6. Taking seemingly random input and making cartoons out of them appears to be a totally chaotic methodology… but you're gathering these quotes from a fairly defined sub-group of people (comics-savvy Internet users). Do you feel that, over time, your body of work is starting to represent something about them – or about you – that's bigger than your surface intent implies? -shepherd
I do think that there are some themes that have presented themselves in explodingdog that might not have if I was not gathering quotes from people off the Internet. Themes like all the office- and work- related drawings.

But I don't think most of the people the are into explodingdog are "comic-savvy Internet users"; I do think [there are] many, but there probably are common interests that could be seen in people that enjoy my website.

7. How was the experience with the book? How did you put it together and how has it been received by readers? What were you looking to do in print that is different from the website? -xerexes
Doing the book was fun, and definitely worth doing. The readers have liked it. One of the main reason[s] I wanted to do the book was to have something solid in my hands that I had made. I like making things, but after doing explodingdog for about 2 years I realized that most art I was creating was on a single hard drive. And while the Internet is great for showing off what you make, there is no commitment to it.
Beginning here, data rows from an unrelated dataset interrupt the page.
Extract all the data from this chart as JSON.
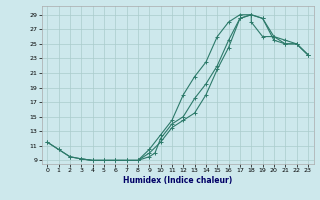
{
  "xlabel": "Humidex (Indice chaleur)",
  "background_color": "#cde8ec",
  "grid_color": "#aacccc",
  "line_color": "#2d7a6a",
  "xlim": [
    -0.5,
    23.5
  ],
  "ylim": [
    8.5,
    30.2
  ],
  "xticks": [
    0,
    1,
    2,
    3,
    4,
    5,
    6,
    7,
    8,
    9,
    10,
    11,
    12,
    13,
    14,
    15,
    16,
    17,
    18,
    19,
    20,
    21,
    22,
    23
  ],
  "yticks": [
    9,
    11,
    13,
    15,
    17,
    19,
    21,
    23,
    25,
    27,
    29
  ],
  "line1_x": [
    0,
    1,
    2,
    3,
    4,
    5,
    6,
    7,
    8,
    9,
    10,
    11,
    12,
    13,
    14,
    15,
    16,
    17,
    18,
    19,
    20,
    21,
    22,
    23
  ],
  "line1_y": [
    11.5,
    10.5,
    9.5,
    9.2,
    9.0,
    9.0,
    9.0,
    9.0,
    9.0,
    10.5,
    12.5,
    14.5,
    18.0,
    20.5,
    22.5,
    26.0,
    28.0,
    29.0,
    29.0,
    28.5,
    26.0,
    25.0,
    25.0,
    23.5
  ],
  "line2_x": [
    0,
    1,
    2,
    3,
    4,
    5,
    6,
    7,
    8,
    9,
    9.5,
    10,
    11,
    12,
    13,
    14,
    15,
    16,
    17,
    18,
    19,
    20,
    21,
    22,
    23
  ],
  "line2_y": [
    11.5,
    10.5,
    9.5,
    9.2,
    9.0,
    9.0,
    9.0,
    9.0,
    9.0,
    9.5,
    10.0,
    12.0,
    14.0,
    15.0,
    17.5,
    19.5,
    22.0,
    25.5,
    28.5,
    29.0,
    28.5,
    25.5,
    25.0,
    25.0,
    23.5
  ],
  "line3_x": [
    3,
    4,
    5,
    6,
    7,
    8,
    9,
    10,
    11,
    12,
    13,
    14,
    15,
    16,
    17,
    18,
    18,
    19,
    20,
    21,
    22,
    23
  ],
  "line3_y": [
    9.2,
    9.0,
    9.0,
    9.0,
    9.0,
    9.0,
    10.0,
    11.5,
    13.5,
    14.5,
    15.5,
    18.0,
    21.5,
    24.5,
    28.5,
    29.0,
    28.0,
    26.0,
    26.0,
    25.5,
    25.0,
    23.5
  ]
}
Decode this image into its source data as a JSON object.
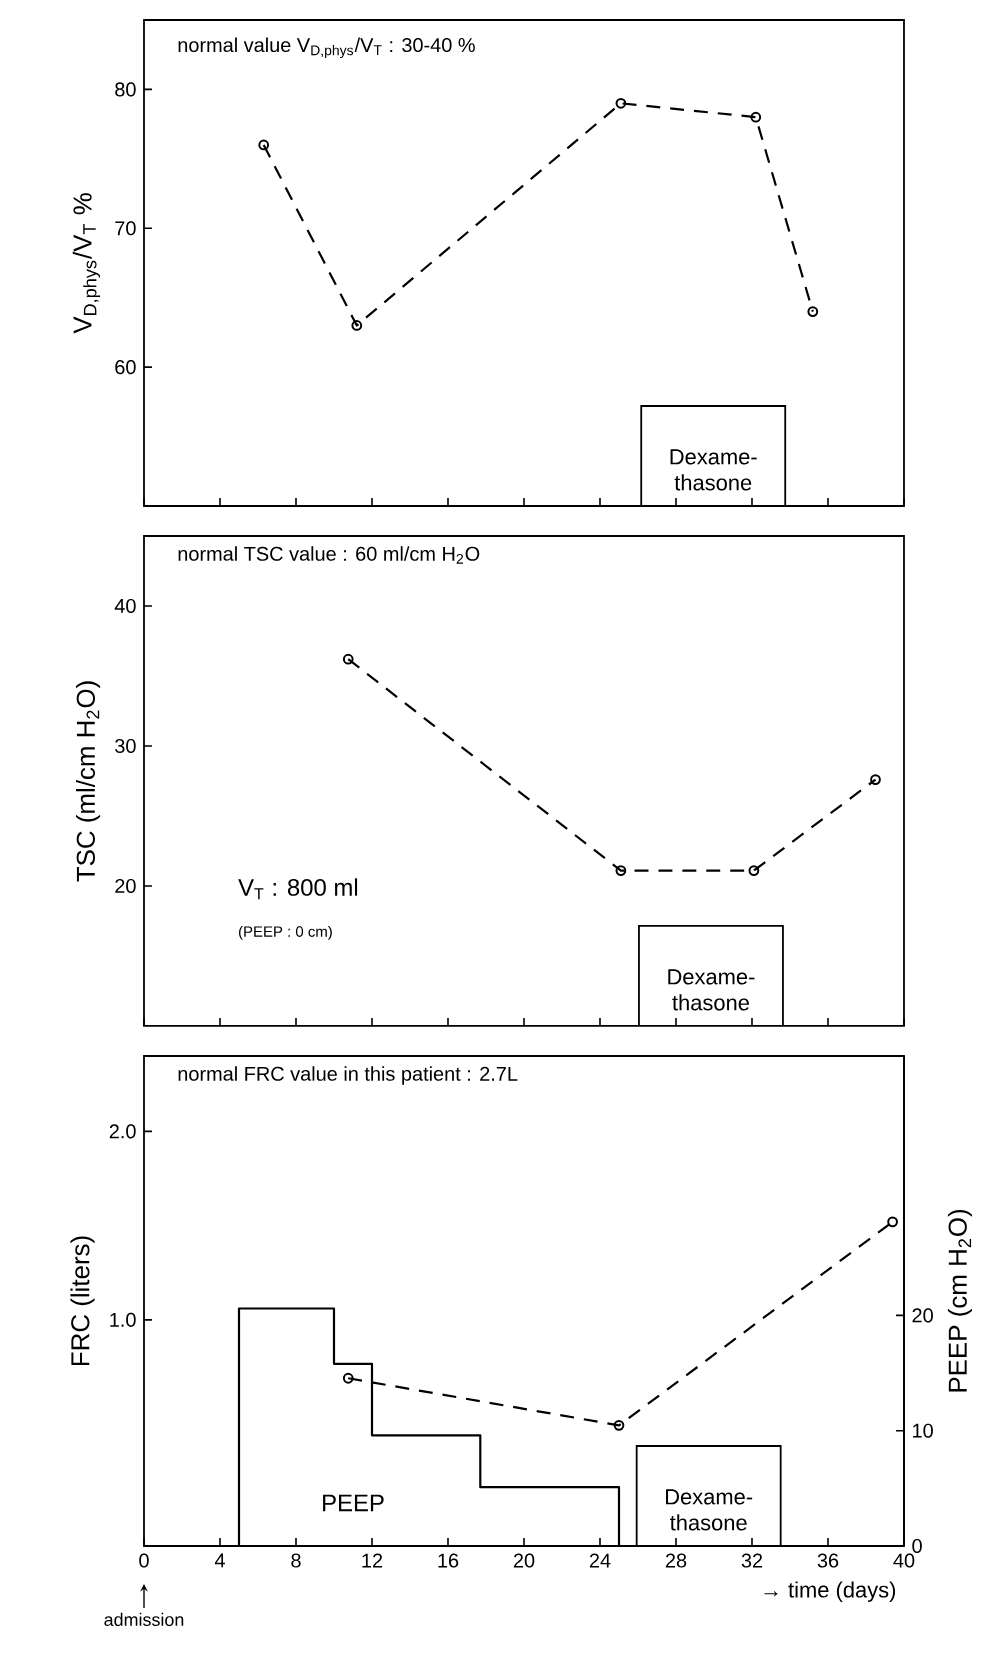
{
  "chart_data": [
    {
      "type": "line",
      "ylabel": "V$_{D,phys}$/V$_{T}$  %",
      "annotations": [
        "normal value V$_{D,phys}$/V$_{T}$ : 30-40 %",
        "Dexame-thasone"
      ],
      "x": [
        6.3,
        11.2,
        25.1,
        32.2,
        35.2
      ],
      "values": [
        76,
        63,
        79,
        78,
        64
      ],
      "xlim": [
        0,
        40
      ],
      "xticks": [
        0,
        4,
        8,
        12,
        16,
        20,
        24,
        28,
        32,
        36,
        40
      ],
      "ylim": [
        50,
        85
      ],
      "yticks": [
        60,
        70,
        80
      ],
      "tick_labels": "y",
      "marker": "circle",
      "line_style": "dashed"
    },
    {
      "type": "line",
      "ylabel": "TSC (ml/cm H$_{2}$O)",
      "annotations": [
        "normal TSC value : 60 ml/cm H$_{2}$O",
        "V$_{T}$ : 800 ml",
        "(PEEP : 0 cm)",
        "Dexame-thasone"
      ],
      "x": [
        10.75,
        25.1,
        32.1,
        38.5
      ],
      "values": [
        36.2,
        21.1,
        21.1,
        27.6
      ],
      "xlim": [
        0,
        40
      ],
      "xticks": [
        0,
        4,
        8,
        12,
        16,
        20,
        24,
        28,
        32,
        36,
        40
      ],
      "ylim": [
        10,
        45
      ],
      "yticks": [
        20,
        30,
        40
      ],
      "tick_labels": "y",
      "marker": "circle",
      "line_style": "dashed"
    },
    {
      "type": "line",
      "xlabel": "→ time (days)",
      "ylabel": "FRC (liters)",
      "y2label": "PEEP (cm H$_{2}$O)",
      "annotations": [
        "normal FRC value in this patient : 2.7L",
        "admission",
        "Dexame-thasone"
      ],
      "series": [
        {
          "x": [
            10.75,
            25.0,
            39.4
          ],
          "values": [
            0.69,
            0.44,
            1.52
          ]
        },
        {
          "name": "PEEP",
          "type": "step",
          "axis": "y2",
          "marker": "none",
          "line_style": "solid",
          "x": [
            5,
            5,
            10,
            12,
            17.7,
            25
          ],
          "values": [
            0,
            20.6,
            15.8,
            9.6,
            5.1,
            0
          ]
        }
      ],
      "xlim": [
        0,
        40
      ],
      "xticks": [
        0,
        4,
        8,
        12,
        16,
        20,
        24,
        28,
        32,
        36,
        40
      ],
      "ylim": [
        -0.2,
        2.4
      ],
      "yticks": [
        {
          "value": 1,
          "label": "1.0"
        },
        {
          "value": 2,
          "label": "2.0"
        }
      ],
      "y2lim": [
        0,
        42.5
      ],
      "y2ticks": [
        0,
        10,
        20
      ],
      "marker": "circle",
      "line_style": "dashed"
    }
  ]
}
8. I'm amazed that you've stuck to the same format for so long – lots of one-off comic artists feel irresistibly drawn to continuing characters, storylines, etc. Do you ever feel compelled to try some longform comics? -shepherd
I have made books which contain longer stories. But I have never really seen explodingdog as a comic, so I think [that] many of the devices that comics use, such as continuing characters, word balloons, and panels, I never thought of using. With explodingdog, I want to create a collection of drawings th[at] make sense [whether] seen together or as individual pieces.
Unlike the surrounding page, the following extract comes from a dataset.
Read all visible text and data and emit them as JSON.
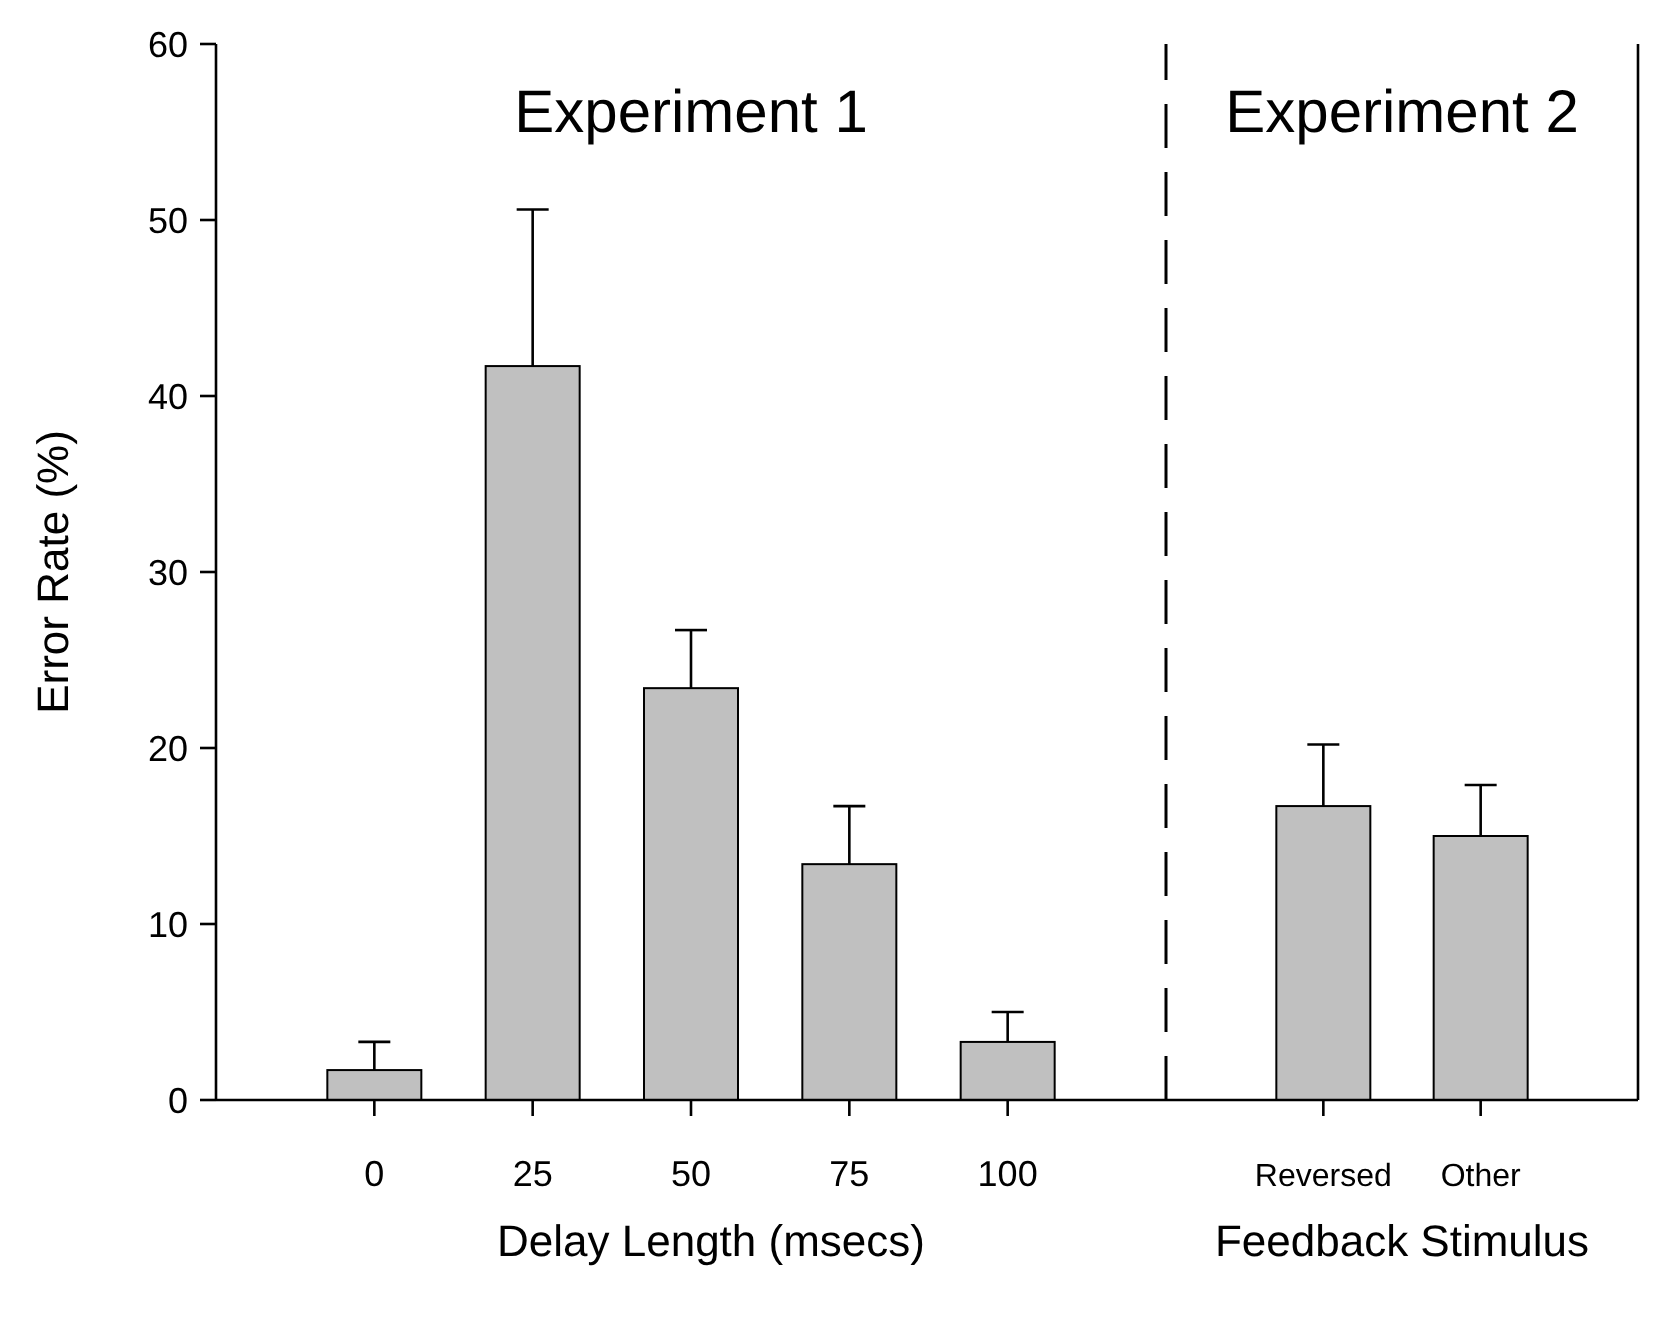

9. How long before RED ROBOT takes over the WHOLE WORLD!? -kjc
He already has; that is why you don't know about it.

10. Do you see yourself drawing Exploding Dog art for years to come? 5 years? 10 years? life? A legacy left to your children to continue when you're with that great red robot in the sky? -damonk
I have no idea. At least once a month, I contemplate stopping explodingdog. But somehow I never do.

It will probably limp along this way for at least a little while. I don't know. If I have children, it will probably be hard [to] explain to them that daddy draws stick figures for a living.